The main experiments I'm working on are 1) sky photos, 2) sensor data like
barometers in phones, and 3) user-submitted current weather.

1) Sky photos. I think that we can use a machine learning classifier that is
built from user-submitted labelled photos of the sky. We should be able to
them auto-tag weather data in the photos and get (numerically?) useful
historical weather data from all outdoor sky photos. Additionally live photos
could used to gain real-time information as well. Smartphone cameras are
getting really good and can detect significant detail.

2) Most phones have a barometer now, other sensors as well like hygrometers
etc. This data needs major QC and protection for user privacy and for
preparation for integration and assimilation into models like WRF. This is a
ways off but research has been done already here and there can be significant
progress with good quality data. Here is what data from a single phone in
Colorado looks like spanning a day or so:
[https://imgur.com/a/45lTZ6j](https://imgur.com/a/45lTZ6j). The sensor code
for Android is open source to encourage other apps and make the process of
collecting atmosphere data from smartphones much easier. [2]

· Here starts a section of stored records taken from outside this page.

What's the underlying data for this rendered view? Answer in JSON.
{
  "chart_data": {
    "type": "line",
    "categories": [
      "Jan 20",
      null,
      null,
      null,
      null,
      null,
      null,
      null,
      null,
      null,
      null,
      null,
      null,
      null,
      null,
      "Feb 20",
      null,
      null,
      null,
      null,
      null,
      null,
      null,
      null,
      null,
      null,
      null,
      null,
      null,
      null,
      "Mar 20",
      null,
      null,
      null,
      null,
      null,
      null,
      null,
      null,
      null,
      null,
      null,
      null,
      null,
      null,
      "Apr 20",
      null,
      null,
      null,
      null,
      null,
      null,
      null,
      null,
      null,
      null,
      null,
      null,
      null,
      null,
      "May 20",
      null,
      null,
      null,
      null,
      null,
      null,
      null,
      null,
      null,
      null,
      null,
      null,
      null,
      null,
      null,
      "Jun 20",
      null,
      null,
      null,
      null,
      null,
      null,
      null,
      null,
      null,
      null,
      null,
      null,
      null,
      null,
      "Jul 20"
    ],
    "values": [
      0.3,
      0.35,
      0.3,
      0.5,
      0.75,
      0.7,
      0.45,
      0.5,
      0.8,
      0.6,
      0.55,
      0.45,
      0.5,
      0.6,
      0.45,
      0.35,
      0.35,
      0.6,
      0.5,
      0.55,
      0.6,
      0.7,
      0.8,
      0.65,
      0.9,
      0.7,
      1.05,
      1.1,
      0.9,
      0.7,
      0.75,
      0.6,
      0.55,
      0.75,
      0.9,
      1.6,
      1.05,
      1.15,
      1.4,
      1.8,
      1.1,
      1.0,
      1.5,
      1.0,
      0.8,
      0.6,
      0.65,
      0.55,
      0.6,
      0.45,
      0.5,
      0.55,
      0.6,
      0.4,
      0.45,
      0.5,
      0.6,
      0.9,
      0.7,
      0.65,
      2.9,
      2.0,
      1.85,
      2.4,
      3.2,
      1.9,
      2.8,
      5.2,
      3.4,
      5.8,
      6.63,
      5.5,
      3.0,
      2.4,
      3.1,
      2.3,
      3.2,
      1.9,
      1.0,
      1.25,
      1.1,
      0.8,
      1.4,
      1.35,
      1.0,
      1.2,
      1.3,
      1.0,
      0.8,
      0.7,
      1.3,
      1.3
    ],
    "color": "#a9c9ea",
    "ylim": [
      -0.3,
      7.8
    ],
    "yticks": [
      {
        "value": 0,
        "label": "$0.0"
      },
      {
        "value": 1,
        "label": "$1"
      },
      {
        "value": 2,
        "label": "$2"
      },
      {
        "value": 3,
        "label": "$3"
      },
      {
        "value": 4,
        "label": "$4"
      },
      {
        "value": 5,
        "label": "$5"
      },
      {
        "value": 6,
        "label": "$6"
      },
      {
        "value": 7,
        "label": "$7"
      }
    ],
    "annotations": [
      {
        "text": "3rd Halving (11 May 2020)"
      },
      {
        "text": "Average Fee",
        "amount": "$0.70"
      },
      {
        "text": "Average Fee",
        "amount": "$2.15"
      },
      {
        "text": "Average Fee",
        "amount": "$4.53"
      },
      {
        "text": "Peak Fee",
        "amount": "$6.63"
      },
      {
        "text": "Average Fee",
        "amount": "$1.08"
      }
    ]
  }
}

3) Current conditions reporting. I found that MADIS stations don't update
frequently enough to keep track of rapidly changing weather events. Users can
submit current conditions and an algorithm picks which to show based on
recency, trust, and other metrics. So far it can create a more accurate
current conditions experience for the user.

I have taken significant effort to show the weather data from NOAA in a clear
and readable way. The large graphics and animations have significant logic
code behind them to attempt to most appropriately display the conditions
described by MADIS stations. For example, even when most APIs will return a
thunderstorm icon for a 30% chance (I find that misleading) All Clear takes an
approach of showing a faded flashing bolt with a clear indication that it is
'chance'.

Other efforts are made to improve weather data communication, such as
automatically converting text forecasts to units set by the user. It's not
simple! But it is a useful thing for users. (See this forecast API
result:[https://api.weather.gov/gridpoints/OKX/33,37/forecast/](https://api.weather.gov/gridpoints/OKX/33,37/forecast/)
for example). It has text forecast only in US units and I don't see any
options to change it otherwise.

Thanks!

[2]
[https://github.com/JacobSheehy/AllClearSensorLibrary](https://github.com/JacobSheehy/AllClearSensorLibrary)